Ask News.YC: Is hand-coded html an outdated and silly way to operate a site? - bmaier

It seems like everyone these days is using some sort of CMS.  Is there any reason to code the pages by hand anymore for a frequently updated site?  One of the few upsides I can see is the speedier load time of non-cms sites because of the lack of need for a database interaction but other than that I can't think of much else.  <p>Anyone out there not using some sort of CMS for a site of reasonable complexity?
======
tlrobinson
For really simple sites that don't need a full blown database backed CMS I
just use simple PHP includes like the following:

    
    
        <?php
            $title = "Whatever";
            include("header.php");
            include("content.txt"); // or just include the content inline
            include("footer.php");
        ?>
    

Then header.php is just:

    
    
        <html>
        <head>
            <title>My Site - <?php echo $title; ?></title>
            <!-- other header stuff like css, scripts, etc -->
        </head>
        <body>
            <div id="content">
    

and footer.php is just:

    
    
            </div>
            <!-- other footer stuff like Google Analytics, etc -->
         </body>
         </html>
    

If you want to get a little fancier you can set up a URL rewriting (like
Apache's mod_rewrite) to internally change yoursite.com/section/subsection to
yoursite.com/content.php?a=section&b=subection or something, then you can
eliminate all the duplicate templates and just have your content files ( _make
sure you validate the section and subsection names_ ). Or you could plug in a
really simple database.

I'm no PHP expert, so if anyone has better ways of doing this kind of thing
I'd love to hear it.

(actually, I have a question: with this layout it's hard to pass data from
included files back up to the templates, like $title above needs to be defined
before the header include... is there some trick I'm missing?)

------
boucher
"Is there any reason to code the pages by hand anymore for a frequently
updated site?"

There hasn't been a reason to hand code anything that is at all dynamic or
frequently updated for a decade. There's a reason PHP is so popular after all.

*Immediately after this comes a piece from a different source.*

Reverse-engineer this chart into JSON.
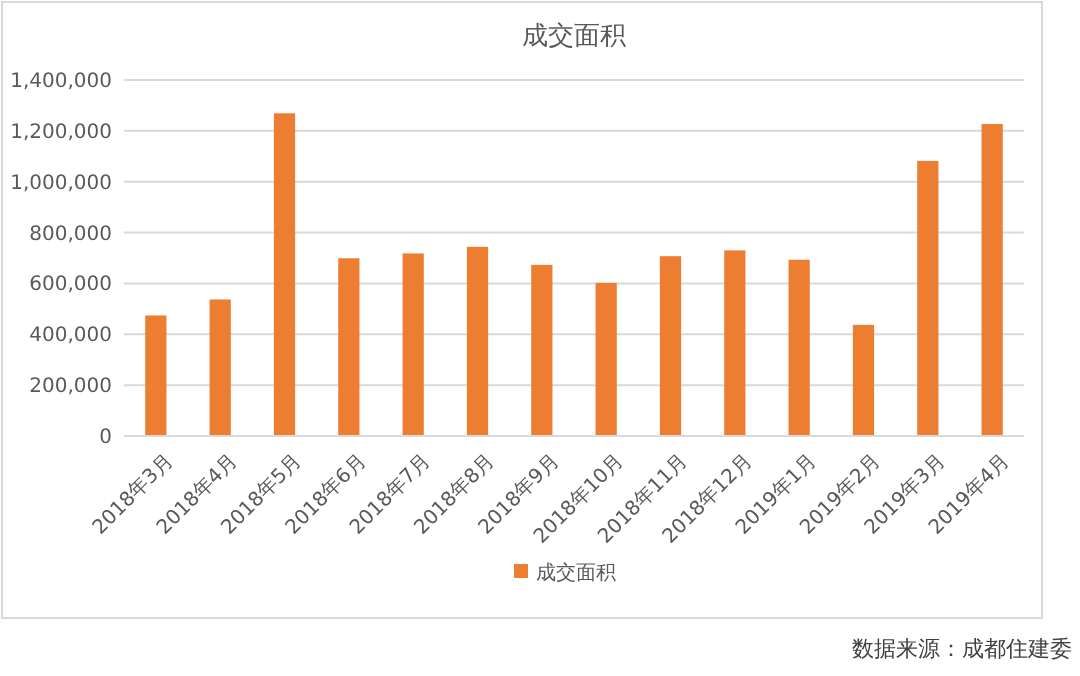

That being said, any HTML/CSS that has to do with layout is still best done by
hand.

On the spectrum of tools available, what most people are looking for is a
hand-coded layout/template with something like wordpress/moveable type
generating the content.

------
thomasswift
I used to do a simple rails site for anything I put on the web. I switch to
html based site for things that I wasn't updating much. The reason was to save
on memory usage on my vps.

For a site of any complexity, I would use a cms, home-brewed or open-sourced
though.

Removing the database layer is always a nice option, but if you plan to have
any sort of interactivity, straight html might be a pain.